OptimizerOrderPer-Step CostConvergenceBest For
GD 1st O(n) Linear Simple, convex problems
SGD + Momentum 1st O(n) Linear Large-scale training
Adam 1st O(n) Linear (adaptive) Deep learning (default)
Newton 2nd O(n^3) Quadratic Small, smooth problems
L-BFGS Quasi-2nd O(mn) Super-linear Medium-scale, smooth
📝
Interview answer: "In deep learning, Adam is the default because it adapts learning rates per parameter and is robust to hyperparameters. SGD with momentum often generalizes better but requires careful learning rate tuning. L-BFGS is preferred for smaller problems where gradients are cheap. Newton's method is too expensive for large-scale problems."

Key Takeaways

  • Gradient descent is simple but slow. Momentum accelerates convergence by accumulating past gradients.
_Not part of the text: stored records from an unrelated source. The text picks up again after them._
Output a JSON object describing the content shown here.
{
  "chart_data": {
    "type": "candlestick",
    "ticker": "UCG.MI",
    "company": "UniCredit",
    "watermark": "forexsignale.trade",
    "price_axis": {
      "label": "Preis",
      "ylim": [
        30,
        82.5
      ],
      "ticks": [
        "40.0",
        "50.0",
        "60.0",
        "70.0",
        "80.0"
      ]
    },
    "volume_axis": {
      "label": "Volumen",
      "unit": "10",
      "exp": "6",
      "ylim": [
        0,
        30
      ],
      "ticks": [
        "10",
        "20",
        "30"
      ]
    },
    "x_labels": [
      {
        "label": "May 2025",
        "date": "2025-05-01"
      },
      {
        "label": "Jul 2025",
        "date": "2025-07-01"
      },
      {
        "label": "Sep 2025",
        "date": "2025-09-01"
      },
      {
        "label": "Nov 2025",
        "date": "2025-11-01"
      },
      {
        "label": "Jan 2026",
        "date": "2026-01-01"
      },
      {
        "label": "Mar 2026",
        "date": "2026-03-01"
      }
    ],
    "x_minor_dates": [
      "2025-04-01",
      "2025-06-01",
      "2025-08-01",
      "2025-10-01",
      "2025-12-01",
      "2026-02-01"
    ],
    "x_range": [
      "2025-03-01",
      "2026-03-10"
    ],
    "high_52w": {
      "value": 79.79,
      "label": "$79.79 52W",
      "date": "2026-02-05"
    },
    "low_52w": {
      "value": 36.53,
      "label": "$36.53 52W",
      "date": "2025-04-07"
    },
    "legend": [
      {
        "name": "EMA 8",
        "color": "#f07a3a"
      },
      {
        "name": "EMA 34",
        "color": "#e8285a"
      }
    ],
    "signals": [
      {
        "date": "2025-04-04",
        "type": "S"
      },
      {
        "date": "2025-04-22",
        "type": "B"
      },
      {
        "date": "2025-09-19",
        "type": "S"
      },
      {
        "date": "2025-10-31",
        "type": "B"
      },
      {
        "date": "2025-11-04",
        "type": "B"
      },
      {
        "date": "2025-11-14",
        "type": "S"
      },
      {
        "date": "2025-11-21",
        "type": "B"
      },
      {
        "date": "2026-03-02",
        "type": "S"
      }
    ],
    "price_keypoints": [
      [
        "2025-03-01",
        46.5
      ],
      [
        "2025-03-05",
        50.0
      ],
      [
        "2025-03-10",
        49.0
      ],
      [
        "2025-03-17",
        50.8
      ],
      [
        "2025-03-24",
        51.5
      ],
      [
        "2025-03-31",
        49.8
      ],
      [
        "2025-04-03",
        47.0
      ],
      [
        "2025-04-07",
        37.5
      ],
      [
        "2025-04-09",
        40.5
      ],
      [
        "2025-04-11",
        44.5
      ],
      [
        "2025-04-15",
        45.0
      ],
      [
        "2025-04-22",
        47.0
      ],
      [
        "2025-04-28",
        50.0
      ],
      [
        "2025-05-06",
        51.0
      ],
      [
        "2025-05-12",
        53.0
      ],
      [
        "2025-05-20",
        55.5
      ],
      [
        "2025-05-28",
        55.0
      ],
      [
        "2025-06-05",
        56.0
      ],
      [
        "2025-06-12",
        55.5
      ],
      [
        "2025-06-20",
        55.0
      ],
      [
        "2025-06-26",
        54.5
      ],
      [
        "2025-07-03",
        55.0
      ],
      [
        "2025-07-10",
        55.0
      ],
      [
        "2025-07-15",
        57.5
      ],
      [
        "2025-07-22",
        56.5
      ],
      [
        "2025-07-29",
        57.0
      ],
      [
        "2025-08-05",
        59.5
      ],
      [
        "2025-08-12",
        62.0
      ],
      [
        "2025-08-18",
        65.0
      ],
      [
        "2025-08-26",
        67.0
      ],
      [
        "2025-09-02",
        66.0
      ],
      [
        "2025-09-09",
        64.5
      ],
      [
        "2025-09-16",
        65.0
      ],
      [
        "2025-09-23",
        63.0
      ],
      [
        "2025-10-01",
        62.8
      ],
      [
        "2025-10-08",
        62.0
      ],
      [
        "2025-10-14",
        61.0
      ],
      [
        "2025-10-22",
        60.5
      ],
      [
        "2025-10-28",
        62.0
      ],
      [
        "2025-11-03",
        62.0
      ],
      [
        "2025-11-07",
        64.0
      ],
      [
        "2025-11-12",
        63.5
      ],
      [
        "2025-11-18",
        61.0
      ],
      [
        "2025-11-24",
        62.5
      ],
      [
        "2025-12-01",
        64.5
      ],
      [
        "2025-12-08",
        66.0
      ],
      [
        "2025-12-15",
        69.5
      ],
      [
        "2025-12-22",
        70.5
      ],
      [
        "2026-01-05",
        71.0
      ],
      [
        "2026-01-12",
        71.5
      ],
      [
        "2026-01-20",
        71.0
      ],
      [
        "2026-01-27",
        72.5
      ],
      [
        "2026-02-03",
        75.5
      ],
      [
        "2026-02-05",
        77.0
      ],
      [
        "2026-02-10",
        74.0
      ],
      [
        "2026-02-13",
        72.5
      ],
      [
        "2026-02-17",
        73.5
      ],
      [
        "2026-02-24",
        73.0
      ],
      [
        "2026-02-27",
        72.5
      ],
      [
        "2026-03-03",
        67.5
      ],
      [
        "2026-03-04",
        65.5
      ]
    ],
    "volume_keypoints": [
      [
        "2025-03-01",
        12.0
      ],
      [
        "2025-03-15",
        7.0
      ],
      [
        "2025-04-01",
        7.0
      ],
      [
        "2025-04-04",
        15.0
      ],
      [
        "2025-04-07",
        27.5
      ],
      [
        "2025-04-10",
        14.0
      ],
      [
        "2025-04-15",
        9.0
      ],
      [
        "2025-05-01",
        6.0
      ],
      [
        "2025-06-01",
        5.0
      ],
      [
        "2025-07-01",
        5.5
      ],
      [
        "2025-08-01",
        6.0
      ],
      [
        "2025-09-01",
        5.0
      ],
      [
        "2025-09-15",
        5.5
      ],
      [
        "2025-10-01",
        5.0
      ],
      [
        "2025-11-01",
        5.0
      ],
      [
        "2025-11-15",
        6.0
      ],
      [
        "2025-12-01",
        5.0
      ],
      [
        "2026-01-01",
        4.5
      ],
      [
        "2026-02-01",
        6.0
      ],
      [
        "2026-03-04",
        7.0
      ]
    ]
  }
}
  • Newton's method converges quadratically but costs O(n^3) per step. Impractical for large models.
  • Adam combines momentum with adaptive learning rates. It is the default optimizer for deep learning.
  • L-BFGS approximates the inverse Hessian using gradient history, giving quasi-Newton convergence without the cubic cost.
  • The penalty method converts constrained problems to unconstrained ones by adding a penalty term.